Washington State University researchers have developed an easy-to-use software program to identify drug-resistant genes in bacteria.
The program could make it easier to identify the deadly antimicrobial resistant bacteria that exist in the environment. Such superbugs annually cause more than 2.8 million difficult-to-treat pneumonia or bloodstream infections and 35,000 deaths in the U.S.
The researchers, including Ph.D. computer science graduate Abu Sayed Chowdhury, Shira Broschat in the School of Electrical Engineering and Computer Science, and Douglas Call in the Paul G. Allen School for Global Animal Health, report on their work in the journal Scientific Reports.
Antimicrobial resistance (AMR) occurs when bacteria or other microorganisms evolve their genetic make-up to overcome the drugs that are used to treat infections. Bacteria that cause staph or strep infections or diseases such as tuberculosis, malaria, and pneumonia have developed drug-resistant strains that make them increasingly difficult and sometimes impossible to treat. The problem is expected to worsen in future decades in terms of increased infections, deaths, and health costs as bacteria evolve to outsmart a limited number of antibiotic treatments.
As anti-microbial resistance becomes a threat worldwide, both economically and to public health, there is an urgent need to develop a tool for efficient prediction."
Abu Sayed Chowdhury, lead author on the paper
As large-scale genetic sequencing has become easier, researchers are looking for AMR genes in the environment. Researchers are interested in where microbes are living in soil and water and how they might spread and affect human health.
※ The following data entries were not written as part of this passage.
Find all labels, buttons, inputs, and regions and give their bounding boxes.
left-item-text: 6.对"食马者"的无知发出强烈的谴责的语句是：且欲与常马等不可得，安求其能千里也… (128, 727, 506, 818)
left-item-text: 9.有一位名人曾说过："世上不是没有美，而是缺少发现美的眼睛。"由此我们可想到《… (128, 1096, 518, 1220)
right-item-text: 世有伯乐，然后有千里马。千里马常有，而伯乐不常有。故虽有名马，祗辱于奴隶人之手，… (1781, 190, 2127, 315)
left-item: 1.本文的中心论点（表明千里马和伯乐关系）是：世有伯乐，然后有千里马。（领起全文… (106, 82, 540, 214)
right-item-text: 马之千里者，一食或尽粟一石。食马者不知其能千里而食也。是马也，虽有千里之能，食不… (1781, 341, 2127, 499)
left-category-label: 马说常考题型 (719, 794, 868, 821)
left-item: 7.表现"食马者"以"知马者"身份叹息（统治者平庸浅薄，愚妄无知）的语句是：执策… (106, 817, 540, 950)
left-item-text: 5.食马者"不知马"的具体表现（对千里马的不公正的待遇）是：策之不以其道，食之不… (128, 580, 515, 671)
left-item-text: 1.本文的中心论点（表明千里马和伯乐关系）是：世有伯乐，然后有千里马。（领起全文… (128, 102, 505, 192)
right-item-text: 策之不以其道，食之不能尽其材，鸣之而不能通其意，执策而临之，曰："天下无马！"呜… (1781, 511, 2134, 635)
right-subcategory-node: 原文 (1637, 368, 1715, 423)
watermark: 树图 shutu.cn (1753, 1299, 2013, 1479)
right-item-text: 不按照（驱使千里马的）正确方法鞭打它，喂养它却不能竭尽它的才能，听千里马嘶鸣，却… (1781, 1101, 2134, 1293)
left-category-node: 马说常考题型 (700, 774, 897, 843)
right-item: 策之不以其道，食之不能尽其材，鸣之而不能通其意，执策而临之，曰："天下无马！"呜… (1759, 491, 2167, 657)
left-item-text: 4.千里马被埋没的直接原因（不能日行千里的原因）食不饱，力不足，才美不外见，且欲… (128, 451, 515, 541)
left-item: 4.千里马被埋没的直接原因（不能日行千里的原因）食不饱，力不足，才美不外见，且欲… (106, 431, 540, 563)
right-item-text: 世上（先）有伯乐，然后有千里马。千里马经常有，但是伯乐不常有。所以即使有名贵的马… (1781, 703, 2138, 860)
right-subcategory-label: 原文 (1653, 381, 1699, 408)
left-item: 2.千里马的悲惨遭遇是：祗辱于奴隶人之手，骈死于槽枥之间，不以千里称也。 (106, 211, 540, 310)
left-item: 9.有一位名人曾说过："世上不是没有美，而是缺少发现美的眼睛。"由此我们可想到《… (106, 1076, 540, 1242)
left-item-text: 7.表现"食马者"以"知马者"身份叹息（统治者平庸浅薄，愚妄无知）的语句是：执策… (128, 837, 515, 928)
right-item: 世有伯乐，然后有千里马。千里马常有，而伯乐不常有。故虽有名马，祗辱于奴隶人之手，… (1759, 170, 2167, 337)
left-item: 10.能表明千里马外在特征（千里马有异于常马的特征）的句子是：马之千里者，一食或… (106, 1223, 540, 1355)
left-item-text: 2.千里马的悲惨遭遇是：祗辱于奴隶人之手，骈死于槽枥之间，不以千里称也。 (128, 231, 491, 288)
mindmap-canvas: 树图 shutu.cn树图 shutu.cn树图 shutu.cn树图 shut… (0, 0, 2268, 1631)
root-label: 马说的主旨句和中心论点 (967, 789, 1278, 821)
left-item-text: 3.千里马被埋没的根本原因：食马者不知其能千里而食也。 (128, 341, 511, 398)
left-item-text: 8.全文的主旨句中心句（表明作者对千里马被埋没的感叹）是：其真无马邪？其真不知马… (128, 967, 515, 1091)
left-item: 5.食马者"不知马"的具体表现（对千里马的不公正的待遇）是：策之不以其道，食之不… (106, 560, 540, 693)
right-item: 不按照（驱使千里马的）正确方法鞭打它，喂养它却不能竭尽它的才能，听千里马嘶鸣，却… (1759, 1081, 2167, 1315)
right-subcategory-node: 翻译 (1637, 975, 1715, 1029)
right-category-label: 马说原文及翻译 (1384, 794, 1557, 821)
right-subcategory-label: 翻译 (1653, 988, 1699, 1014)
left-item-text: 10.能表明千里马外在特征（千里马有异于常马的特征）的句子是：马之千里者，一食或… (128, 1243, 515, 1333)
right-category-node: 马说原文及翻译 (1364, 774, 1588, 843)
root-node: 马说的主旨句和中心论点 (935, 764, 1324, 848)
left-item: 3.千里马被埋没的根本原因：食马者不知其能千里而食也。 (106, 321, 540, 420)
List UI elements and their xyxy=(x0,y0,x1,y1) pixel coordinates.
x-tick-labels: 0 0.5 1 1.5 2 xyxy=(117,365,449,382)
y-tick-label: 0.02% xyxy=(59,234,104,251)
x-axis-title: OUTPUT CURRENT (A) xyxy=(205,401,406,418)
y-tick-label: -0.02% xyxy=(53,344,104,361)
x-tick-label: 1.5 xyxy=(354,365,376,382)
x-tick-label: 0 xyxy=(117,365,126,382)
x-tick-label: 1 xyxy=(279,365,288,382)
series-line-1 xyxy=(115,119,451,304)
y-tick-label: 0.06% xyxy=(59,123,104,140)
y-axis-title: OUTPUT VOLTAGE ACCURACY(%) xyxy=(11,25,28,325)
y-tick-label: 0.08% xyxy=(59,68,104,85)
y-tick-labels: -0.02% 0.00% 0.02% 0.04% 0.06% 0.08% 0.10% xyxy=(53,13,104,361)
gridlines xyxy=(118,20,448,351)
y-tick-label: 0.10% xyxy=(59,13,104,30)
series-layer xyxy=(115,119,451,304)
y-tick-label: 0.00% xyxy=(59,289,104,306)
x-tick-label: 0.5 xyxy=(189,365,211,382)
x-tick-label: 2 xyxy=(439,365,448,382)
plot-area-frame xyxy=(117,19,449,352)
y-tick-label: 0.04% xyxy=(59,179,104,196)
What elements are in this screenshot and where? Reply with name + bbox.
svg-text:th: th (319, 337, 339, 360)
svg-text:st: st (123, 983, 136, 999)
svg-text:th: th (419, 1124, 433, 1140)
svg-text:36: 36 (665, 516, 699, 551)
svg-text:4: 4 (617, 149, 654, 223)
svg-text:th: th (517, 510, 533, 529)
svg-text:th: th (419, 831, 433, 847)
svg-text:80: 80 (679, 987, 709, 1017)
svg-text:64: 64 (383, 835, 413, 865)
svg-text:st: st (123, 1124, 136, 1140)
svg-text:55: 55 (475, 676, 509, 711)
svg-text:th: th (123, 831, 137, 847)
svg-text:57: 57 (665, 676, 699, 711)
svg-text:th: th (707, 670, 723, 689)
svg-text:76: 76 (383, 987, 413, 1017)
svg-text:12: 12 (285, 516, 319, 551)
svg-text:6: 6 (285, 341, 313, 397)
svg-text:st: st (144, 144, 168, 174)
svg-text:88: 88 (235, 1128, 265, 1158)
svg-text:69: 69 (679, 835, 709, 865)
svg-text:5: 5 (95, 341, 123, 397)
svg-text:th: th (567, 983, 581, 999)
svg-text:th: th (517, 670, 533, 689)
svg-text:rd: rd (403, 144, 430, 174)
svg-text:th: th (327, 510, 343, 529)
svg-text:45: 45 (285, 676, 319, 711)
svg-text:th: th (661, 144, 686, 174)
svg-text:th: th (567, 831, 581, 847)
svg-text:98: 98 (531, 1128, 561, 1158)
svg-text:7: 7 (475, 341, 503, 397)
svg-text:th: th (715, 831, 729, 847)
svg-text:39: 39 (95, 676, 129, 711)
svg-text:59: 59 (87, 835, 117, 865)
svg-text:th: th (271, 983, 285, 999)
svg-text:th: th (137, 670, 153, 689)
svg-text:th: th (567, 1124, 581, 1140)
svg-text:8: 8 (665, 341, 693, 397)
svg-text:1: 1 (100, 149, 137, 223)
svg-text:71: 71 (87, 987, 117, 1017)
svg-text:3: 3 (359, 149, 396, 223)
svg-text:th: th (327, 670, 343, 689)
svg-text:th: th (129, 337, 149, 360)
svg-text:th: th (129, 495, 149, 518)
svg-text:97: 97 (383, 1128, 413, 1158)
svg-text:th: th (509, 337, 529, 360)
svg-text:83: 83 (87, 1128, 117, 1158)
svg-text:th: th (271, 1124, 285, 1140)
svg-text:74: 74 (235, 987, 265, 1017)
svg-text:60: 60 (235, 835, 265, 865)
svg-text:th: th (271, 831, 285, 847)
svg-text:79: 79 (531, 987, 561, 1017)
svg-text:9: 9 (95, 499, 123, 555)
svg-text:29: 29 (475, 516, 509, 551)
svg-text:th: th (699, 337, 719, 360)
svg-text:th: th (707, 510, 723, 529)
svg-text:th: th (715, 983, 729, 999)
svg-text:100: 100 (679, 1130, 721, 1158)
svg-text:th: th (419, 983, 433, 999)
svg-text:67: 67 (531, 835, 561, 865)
While they are able to identify genes that are similar to AMR-resistant genes, they have been missing genes for resistance that aren't similar.
The WSU research team developed a machine-learning algorithm that uses features of AMR proteins rather than the similarity of gene sequences to identify AMR genes. The researchers used game theory, a tool that is used in several fields, especially economics, to model strategic interactions between game players, to help identify the AMR genes.
Using their machine learning algorithm and game theory approach, the researchers looked at the interactions of several features of the genetic material, including its structure and the physiochemical, evolutionary, and composition properties of protein sequences rather than simply sequence similarity.
"Our software can be employed to analyze metagenomic data in greater depth than would be achieved by simple sequence matching algorithms," Chowdhury said. "This can be an important tool for better understanding the emergence of new antimicrobial resistance genes that eventually become clinically important."
"The virtue of this program is that we can actually detect AMR in newly sequenced genomes," Broschat said. "It's a way of identifying AMR genes and their prevalence that might not otherwise have been found. That's really important."
The WSU team looked for resistance to two common antibiotics, bacitracin and vancomycin, that are used to treat a variety of infections, ranging from staph infections to Clostridium difficile. They were able to accurately classify resistant genes with up to 90 percent accuracy.
They have developed a software package that can be easily downloaded and used by other researchers to look for AMR in large pools of genetic material. The software can also be improved over time. While it's trained on currently available data, researchers will be able to re-train the algorithm as more data and sequences become available.
"You can bootstrap and improve the software as more positive data becomes available," Broschat said.
Chowdhury, A.S., et al. (2020) PARGT: a software tool for predicting antimicrobial resistance in bacteria. Scientific Reports. doi.org/10.1038/s41598-020-67949-9.